Rentré au palatin et revenu à lui, il s'enferma dans son cabinet, plein de terreur et de colère. Alors il tira ses tablettes, et y traça des projets étranges qui n'avaient besoin que d'une signature pour devenir des ordres mortels. Ces projets étaient d'abandonner les Gaules au pillage des armées, d'empoisonner tout le sénat en l'invitant à un festin, de brûler la ville, et de lâcher en même temps toutes les bêtes féroces, afin que ce peuple ingrat qui ne l'avait applaudi que pour lui présager sa mort ne pût pas se défendre des ravages du feu ; puis, rassuré sur sa puissance par la conviction du mal qu'il pouvait faire encore, il se jeta sur son lit, et comme les dieux voulaient lui envoyer de nouveaux présages, ils permirent qu'il s'endormît.
Alors, lui qui ne rêvait jamais rêva qu'il était perdu pendant une tempête sur une mer furieuse, et qu'on lui arrachait des mains le gouvernail du navire qu'il dirigeait ; puis, par une de ce ces transitions incohérentes, il se trouva tout à coup près du théâtre de Pompée, et les quatorze statues exécutées par Coponius et représentant les nations descendirent de leurs bases, et, tandis que celle qui se trouvait devant lui barrait le passage, les autres formaient un cercle et se rapprochaient graduellement jusqu'à ce qu'il se trouvât enfermé entre leurs bras de marbre. A grand peine il avait échappé à ces fantômes de pierre, et courait, pâle, haletant et sans voix, dans le Champ-de-Mars, lorsqu'en passant devant le mausolée d'Auguste, les portes du tombeau s'ouvrirent d'elles-mêmes, et une voix en sortit qui l'appela trois fois. Ce dernier songe brisa son sommeil, et il se réveilla tremblant, les cheveux hérissés et le front ruisselant de sueur. Alors il appela, donna l'ordre qu'on lui amenât Sporus, et le jeune homme demeura dans sa chambre le reste de la nuit.
Avec le jour l'excès des terreurs nocturnes s'évanouit ; mais il lui resta une crainte vague qui le faisait tressaillir à chaque instant. Alors il fit conduire devant lui le courrier qui avait apporté la dépêche qui annonçait la mort de Vindex. C'était un cavalier batave qui était venu de la Germanie avec Virginius, et avait assisté à la bataille. Néron lui fit répéter plusieurs fois tous les détails du combat, et surtout ceux de la mort de Vindex ; enfin il ne fut tranquille que lorsque le soldat lui jura par Jupiter qu'il avait vu de ses yeux le cadavre percé de coups, et prêt pour la tombe. Alors il lui fit compter une somme de cent mille sesterces, et lui fit don de son propre anneau d'or.
L'heure du dîner arriva : les convives impériaux se rassemblèrent au Palatin ; avant le repas, Néron, comme d'habitude, les fit passer dans la salle de bain, et en sortant du bain des esclaves leur offrirent des toges blanches et des couronnes de fleurs.
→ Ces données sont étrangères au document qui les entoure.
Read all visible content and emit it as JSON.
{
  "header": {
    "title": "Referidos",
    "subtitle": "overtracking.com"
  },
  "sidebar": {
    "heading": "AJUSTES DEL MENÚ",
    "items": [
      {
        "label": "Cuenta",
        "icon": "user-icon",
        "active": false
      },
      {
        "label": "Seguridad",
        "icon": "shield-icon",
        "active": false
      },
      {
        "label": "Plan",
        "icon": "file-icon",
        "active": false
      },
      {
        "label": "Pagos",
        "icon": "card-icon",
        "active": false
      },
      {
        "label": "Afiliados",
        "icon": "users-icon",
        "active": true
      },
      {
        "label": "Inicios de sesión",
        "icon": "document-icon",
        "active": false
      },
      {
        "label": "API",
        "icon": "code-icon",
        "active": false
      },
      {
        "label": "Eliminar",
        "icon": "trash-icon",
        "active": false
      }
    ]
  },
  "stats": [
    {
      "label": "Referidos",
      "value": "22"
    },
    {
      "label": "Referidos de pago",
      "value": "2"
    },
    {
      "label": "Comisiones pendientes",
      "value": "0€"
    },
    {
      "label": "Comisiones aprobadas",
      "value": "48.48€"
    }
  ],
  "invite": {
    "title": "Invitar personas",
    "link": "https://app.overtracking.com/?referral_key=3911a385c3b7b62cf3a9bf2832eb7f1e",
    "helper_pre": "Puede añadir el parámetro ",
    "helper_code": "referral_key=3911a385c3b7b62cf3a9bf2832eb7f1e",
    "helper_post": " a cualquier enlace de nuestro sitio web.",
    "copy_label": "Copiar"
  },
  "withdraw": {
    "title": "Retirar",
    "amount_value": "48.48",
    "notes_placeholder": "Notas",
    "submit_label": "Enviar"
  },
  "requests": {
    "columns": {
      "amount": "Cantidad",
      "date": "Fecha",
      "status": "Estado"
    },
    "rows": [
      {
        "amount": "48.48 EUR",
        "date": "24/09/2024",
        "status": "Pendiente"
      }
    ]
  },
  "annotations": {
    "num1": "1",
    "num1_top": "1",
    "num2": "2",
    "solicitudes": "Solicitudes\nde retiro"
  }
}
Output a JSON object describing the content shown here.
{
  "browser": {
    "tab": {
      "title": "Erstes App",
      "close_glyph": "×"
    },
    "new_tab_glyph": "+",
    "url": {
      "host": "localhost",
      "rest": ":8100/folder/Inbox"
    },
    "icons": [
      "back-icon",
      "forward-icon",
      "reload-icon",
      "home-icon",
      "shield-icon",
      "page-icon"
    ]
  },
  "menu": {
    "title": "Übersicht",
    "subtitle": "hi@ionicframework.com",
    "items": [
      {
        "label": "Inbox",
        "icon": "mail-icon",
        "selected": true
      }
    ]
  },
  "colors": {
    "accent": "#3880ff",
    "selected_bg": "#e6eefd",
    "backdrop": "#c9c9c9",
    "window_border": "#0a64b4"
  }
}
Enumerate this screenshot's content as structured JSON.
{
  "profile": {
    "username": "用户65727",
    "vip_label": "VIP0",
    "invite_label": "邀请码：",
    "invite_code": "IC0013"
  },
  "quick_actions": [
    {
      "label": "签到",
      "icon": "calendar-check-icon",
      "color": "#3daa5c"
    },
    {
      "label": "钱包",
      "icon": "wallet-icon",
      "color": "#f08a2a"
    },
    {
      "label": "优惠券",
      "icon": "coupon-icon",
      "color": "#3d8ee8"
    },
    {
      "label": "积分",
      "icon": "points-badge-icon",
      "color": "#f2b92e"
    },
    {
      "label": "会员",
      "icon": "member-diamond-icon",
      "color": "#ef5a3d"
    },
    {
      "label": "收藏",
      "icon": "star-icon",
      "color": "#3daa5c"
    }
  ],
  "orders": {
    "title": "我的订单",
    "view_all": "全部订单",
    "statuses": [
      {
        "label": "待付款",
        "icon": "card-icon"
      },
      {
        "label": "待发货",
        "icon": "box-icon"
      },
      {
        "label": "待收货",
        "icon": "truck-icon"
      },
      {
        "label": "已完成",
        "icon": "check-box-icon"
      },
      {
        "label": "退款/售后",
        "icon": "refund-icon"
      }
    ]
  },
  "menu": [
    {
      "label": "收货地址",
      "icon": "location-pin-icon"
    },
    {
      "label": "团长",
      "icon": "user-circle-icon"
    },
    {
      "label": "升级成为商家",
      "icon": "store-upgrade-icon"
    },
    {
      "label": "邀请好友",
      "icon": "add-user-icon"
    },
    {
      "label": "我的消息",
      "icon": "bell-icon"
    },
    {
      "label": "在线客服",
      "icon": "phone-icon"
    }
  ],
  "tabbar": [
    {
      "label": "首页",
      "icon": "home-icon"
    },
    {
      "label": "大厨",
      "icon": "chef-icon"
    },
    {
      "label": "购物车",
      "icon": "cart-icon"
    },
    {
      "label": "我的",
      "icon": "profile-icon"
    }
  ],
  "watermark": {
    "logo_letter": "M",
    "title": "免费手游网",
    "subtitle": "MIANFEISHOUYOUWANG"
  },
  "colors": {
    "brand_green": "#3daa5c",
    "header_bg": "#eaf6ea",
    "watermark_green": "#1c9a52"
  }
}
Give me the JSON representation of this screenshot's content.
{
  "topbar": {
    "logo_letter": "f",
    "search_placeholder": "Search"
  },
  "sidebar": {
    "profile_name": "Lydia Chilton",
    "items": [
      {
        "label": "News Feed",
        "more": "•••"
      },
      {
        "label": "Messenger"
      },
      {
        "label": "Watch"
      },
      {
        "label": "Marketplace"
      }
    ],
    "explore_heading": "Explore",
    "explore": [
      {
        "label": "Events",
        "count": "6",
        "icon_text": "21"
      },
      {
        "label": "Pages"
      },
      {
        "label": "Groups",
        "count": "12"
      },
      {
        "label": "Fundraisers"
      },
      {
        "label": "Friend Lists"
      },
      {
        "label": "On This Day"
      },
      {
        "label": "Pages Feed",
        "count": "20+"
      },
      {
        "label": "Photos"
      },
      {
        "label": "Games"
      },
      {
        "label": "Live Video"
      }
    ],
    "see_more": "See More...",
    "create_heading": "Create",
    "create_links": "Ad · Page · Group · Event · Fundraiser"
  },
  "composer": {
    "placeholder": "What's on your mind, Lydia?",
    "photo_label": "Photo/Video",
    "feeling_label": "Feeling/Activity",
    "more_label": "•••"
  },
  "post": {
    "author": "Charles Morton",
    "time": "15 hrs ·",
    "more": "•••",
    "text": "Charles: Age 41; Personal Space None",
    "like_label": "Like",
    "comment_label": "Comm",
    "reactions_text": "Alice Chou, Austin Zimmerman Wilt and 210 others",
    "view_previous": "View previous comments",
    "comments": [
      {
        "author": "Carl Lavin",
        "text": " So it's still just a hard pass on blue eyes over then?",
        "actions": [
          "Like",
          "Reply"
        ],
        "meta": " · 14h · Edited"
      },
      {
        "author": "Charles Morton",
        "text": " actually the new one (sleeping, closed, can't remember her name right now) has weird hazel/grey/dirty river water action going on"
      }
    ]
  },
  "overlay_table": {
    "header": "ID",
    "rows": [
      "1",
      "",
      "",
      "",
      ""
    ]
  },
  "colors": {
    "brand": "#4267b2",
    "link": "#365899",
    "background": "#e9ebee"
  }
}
Néron les attendait dans le triclinium, vêtu de blanc comme eux, et la tête couronnée, et l'on se coucha sur les lits au son d'une musique délicieuse.
Ce dîner était servi non seulement avec toute la recherche, mais encore avec tout le luxe des repas romains : chaque convive avait un esclave couché à ses pieds pour prévenir ses moindres caprices, un parasite mangeait à une petite table isolée et qui lui était entièrement abandonnée comme une victime, tandis qu'au fond sur une espèce de théâtre, des danseuses gaditanes semblaient, par leur grâce et leur légèreté, ces divinités printanières qui accompagnent au mois de mai Flore et ­éphyre visitant leur royaume.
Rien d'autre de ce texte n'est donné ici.